Narrative and identity in the grieving process
A central element of Neimeyer's model is the importance of narrative. People make sense of our experience through stories: who we are, what has happened to us, what we have lost, and how it fits into our history. Loss disrupts this narrative and forces us to revise it.
Mourning therefore involves a work of identity reconstruction: redefining who I am without the loved one, what place they now occupy in my life, and how I can continue living without betraying the bond. This process does not consist of finding a definitive or consoling explanation, but of constructing a meaning that is habitable enough to allow me to move forward.

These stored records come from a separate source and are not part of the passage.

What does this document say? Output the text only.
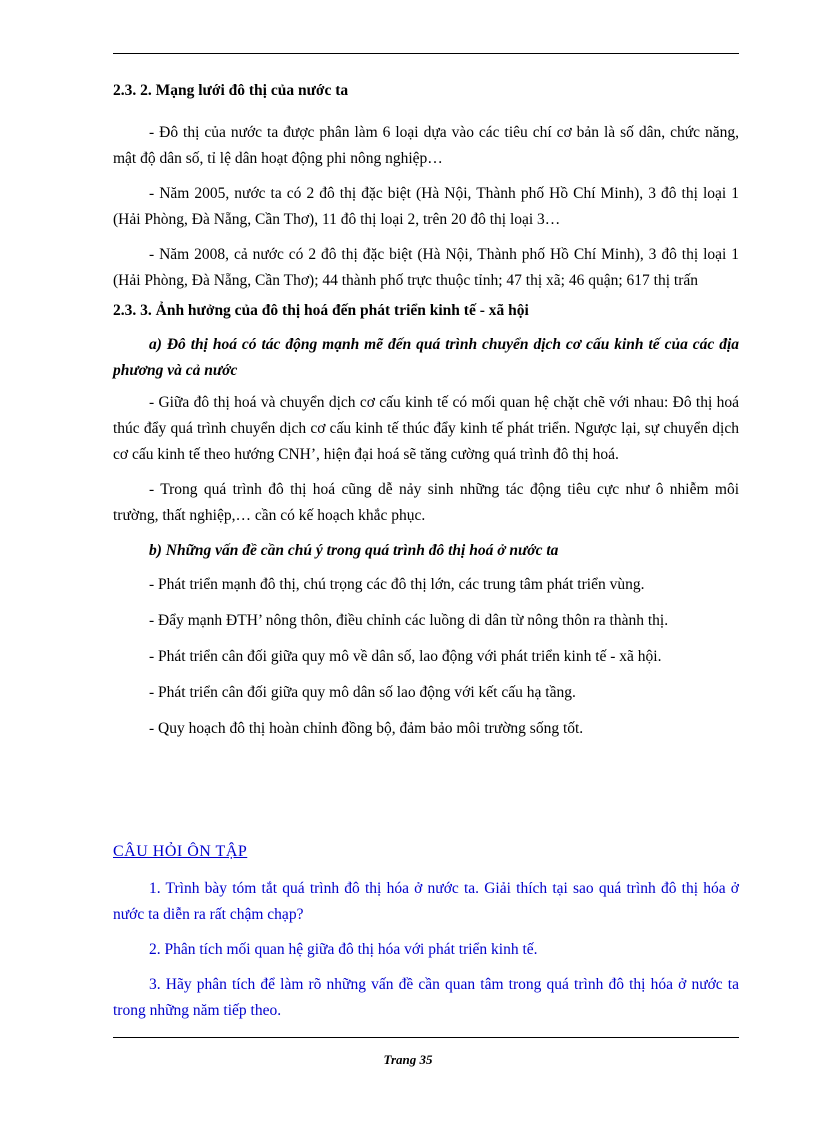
2.3. 2. Mạng lưới đô thị của nước ta

- Đô thị của nước ta được phân làm 6 loại dựa vào các tiêu chí cơ bản là số dân, chức năng, mật độ dân số, tỉ lệ dân hoạt động phi nông nghiệp…

- Năm 2005, nước ta có 2 đô thị đặc biệt (Hà Nội, Thành phố Hồ Chí Minh), 3 đô thị loại 1 (Hải Phòng, Đà Nẵng, Cần Thơ), 11 đô thị loại 2, trên 20 đô thị loại 3…

- Năm 2008, cả nước có 2 đô thị đặc biệt (Hà Nội, Thành phố Hồ Chí Minh), 3 đô thị loại 1 (Hải Phòng, Đà Nẵng, Cần Thơ); 44 thành phố trực thuộc tỉnh; 47 thị xã; 46 quận; 617 thị trấn

2.3. 3. Ảnh hưởng của đô thị hoá đến phát triển kinh tế - xã hội

a) Đô thị hoá có tác động mạnh mẽ đến quá trình chuyển dịch cơ cấu kinh tế của các địa phương và cả nước

- Giữa đô thị hoá và chuyển dịch cơ cấu kinh tế có mối quan hệ chặt chẽ với nhau: Đô thị hoá thúc đẩy quá trình chuyển dịch cơ cấu kinh tế thúc đẩy kinh tế phát triển. Ngược lại, sự chuyển dịch cơ cấu kinh tế theo hướng CNH’, hiện đại hoá sẽ tăng cường quá trình đô thị hoá.

- Trong quá trình đô thị hoá cũng dễ nảy sinh những tác động tiêu cực như ô nhiễm môi trường, thất nghiệp,… cần có kế hoạch khắc phục.

b) Những vấn đề cần chú ý trong quá trình đô thị hoá ở nước ta

- Phát triển mạnh đô thị, chú trọng các đô thị lớn, các trung tâm phát triển vùng.

- Đẩy mạnh ĐTH’ nông thôn, điều chỉnh các luồng di dân từ nông thôn ra thành thị.

- Phát triển cân đối giữa quy mô về dân số, lao động với phát triển kinh tế - xã hội.

- Phát triển cân đối giữa quy mô dân số lao động với kết cấu hạ tầng.

- Quy hoạch đô thị hoàn chỉnh đồng bộ, đảm bảo môi trường sống tốt.

CÂU HỎI ÔN TẬP

1. Trình bày tóm tắt quá trình đô thị hóa ở nước ta. Giải thích tại sao quá trình đô thị hóa ở nước ta diễn ra rất chậm chạp?

2. Phân tích mối quan hệ giữa đô thị hóa với phát triển kinh tế.

3. Hãy phân tích để làm rõ những vấn đề cần quan tâm trong quá trình đô thị hóa ở nước ta trong những năm tiếp theo.

Trang 35
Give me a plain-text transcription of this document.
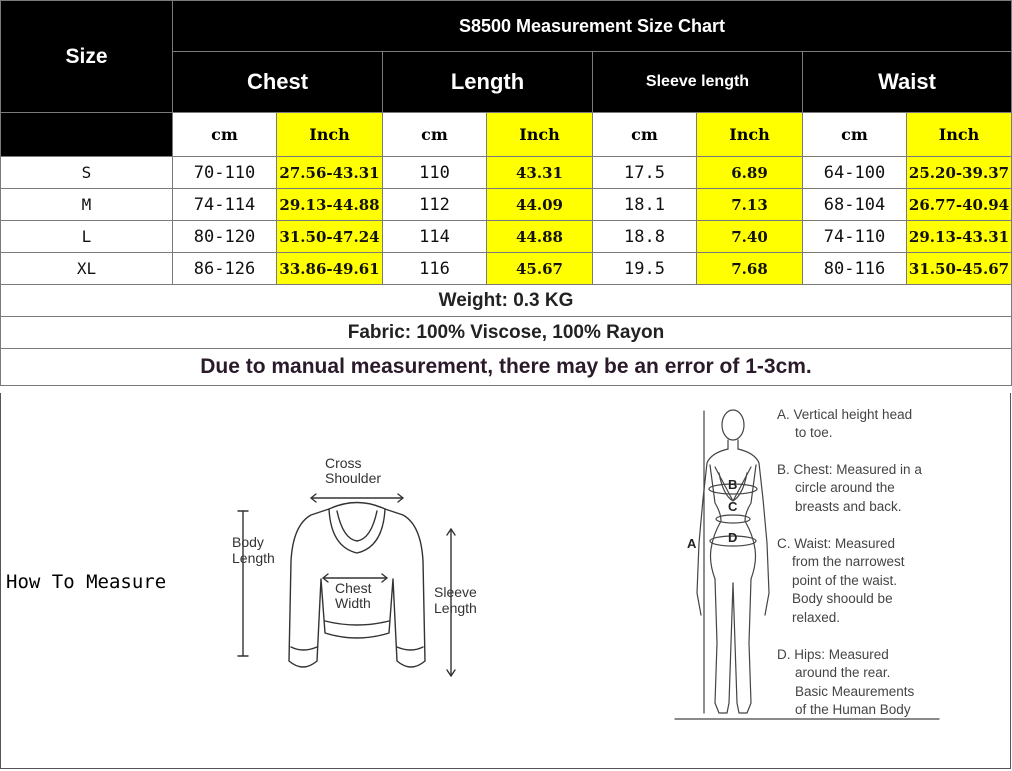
Size	S8500 Measurement Size Chart							
	Chest		Length		Sleeve length		Waist	
	cm	Inch	cm	Inch	cm	Inch	cm	Inch
S	70-110	27.56-43.31	110	43.31	17.5	6.89	64-100	25.20-39.37
M	74-114	29.13-44.88	112	44.09	18.1	7.13	68-104	26.77-40.94
L	80-120	31.50-47.24	114	44.88	18.8	7.40	74-110	29.13-43.31
XL	86-126	33.86-49.61	116	45.67	19.5	7.68	80-116	31.50-45.67
Weight: 0.3 KG								
Fabric: 100% Viscose, 100% Rayon								
Due to manual measurement, there may be an error of 1-3cm.								
How To Measure
Cross
Shoulder
Body
Length
Chest
Width
Sleeve
Length
B
C
D
A
A. Vertical height head
to toe.
B. Chest: Measured in a
circle around the
breasts and back.
C. Waist: Measured
from the narrowest
point of the waist.
Body shoould be
relaxed.
D. Hips: Measured
around the rear.
Basic Meaurements
of the Human Body
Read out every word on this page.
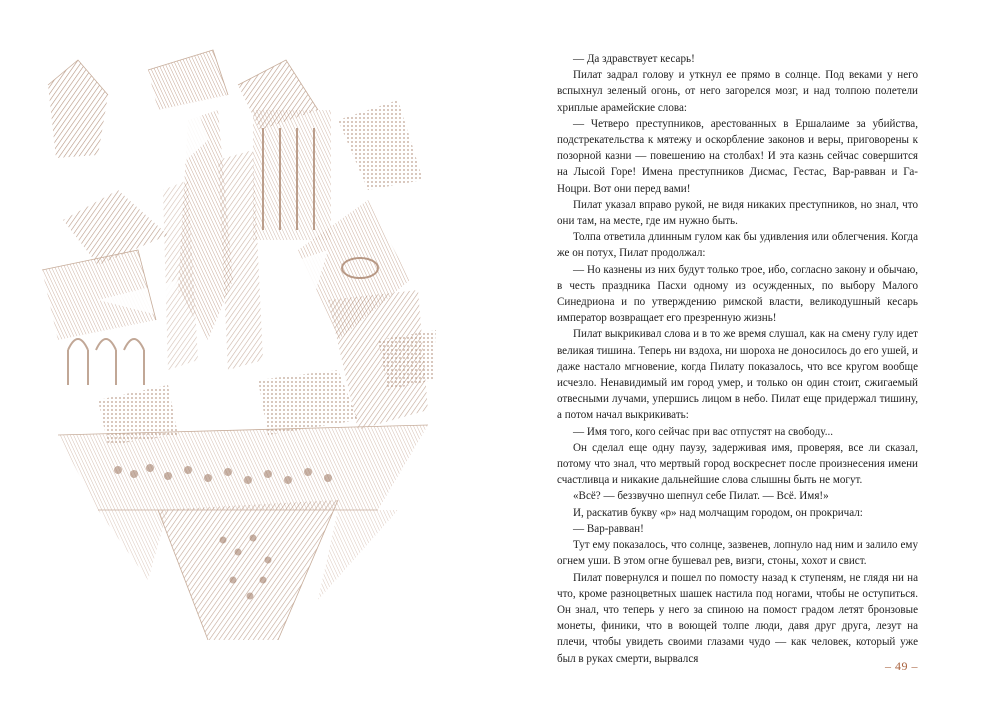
— Да здравствует кесарь!

Пилат задрал голову и уткнул ее прямо в солнце. Под веками у него вспыхнул зеленый огонь, от него загорелся мозг, и над толпою полетели хриплые арамейские слова:

— Четверо преступников, арестованных в Ершалаиме за убийства, подстрекательства к мятежу и оскорбление законов и веры, приговорены к позорной казни — повешению на столбах! И эта казнь сейчас совершится на Лысой Горе! Имена преступников Дисмас, Гестас, Вар-равван и Га-Ноцри. Вот они перед вами!

Пилат указал вправо рукой, не видя никаких преступников, но знал, что они там, на месте, где им нужно быть.

Толпа ответила длинным гулом как бы удивления или облегчения. Когда же он потух, Пилат продолжал:

— Но казнены из них будут только трое, ибо, согласно закону и обычаю, в честь праздника Пасхи одному из осужденных, по выбору Малого Синедриона и по утверждению римской власти, великодушный кесарь император возвращает его презренную жизнь!

Пилат выкрикивал слова и в то же время слушал, как на смену гулу идет великая тишина. Теперь ни вздоха, ни шороха не доносилось до его ушей, и даже настало мгновение, когда Пилату показалось, что все кругом вообще исчезло. Ненавидимый им город умер, и только он один стоит, сжигаемый отвесными лучами, упершись лицом в небо. Пилат еще придержал тишину, а потом начал выкрикивать:

— Имя того, кого сейчас при вас отпустят на свободу...

Он сделал еще одну паузу, задерживая имя, проверяя, все ли сказал, потому что знал, что мертвый город воскреснет после произнесения имени счастливца и никакие дальнейшие слова слышны быть не могут.

«Всё? — беззвучно шепнул себе Пилат. — Всё. Имя!»

И, раскатив букву «р» над молчащим городом, он прокричал:

— Вар-равван!

Тут ему показалось, что солнце, зазвенев, лопнуло над ним и залило ему огнем уши. В этом огне бушевал рев, визги, стоны, хохот и свист.

Пилат повернулся и пошел по помосту назад к ступеням, не глядя ни на что, кроме разноцветных шашек настила под ногами, чтобы не оступиться. Он знал, что теперь у него за спиною на помост градом летят бронзовые монеты, финики, что в воющей толпе люди, давя друг друга, лезут на плечи, чтобы увидеть своими глазами чудо — как человек, который уже был в руках смерти, вырвался

– 49 –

The continued bond with the deceased person
Unlike older models that posited the need to "let go" of the bond, Neimeyer's model recognizes the importance of continued bonds . Maintaining a symbolic relationship with the deceased—through memory, shared values, or internal dialogue—can be a source of comfort and coherence, as long as this bond does not prevent involvement in present life.
In complex grief, the problem is not the presence of the bond, but when it becomes fixed in rigid or painful forms that make it difficult to reconstruct meaning and be open to the future.
From this model, support for complex grief does not focus on eliminating symptoms, but rather on facilitating processes of meaning and resolution of pending issues. This includes:
- Create safe spaces to express and explore the story of loss.
- Accompany the review of beliefs broken or questioned by death.
- Facilitate the integration of the bond with the deceased person within a broader life narrative.
- Promote the construction of new meanings, roles and projects compatible with the loss.
The criterion of progress is not the absence of pain, but the ability to give loss an understandable place within one's own history, allowing life to continue with meaning, even if it is different from what one had imagined.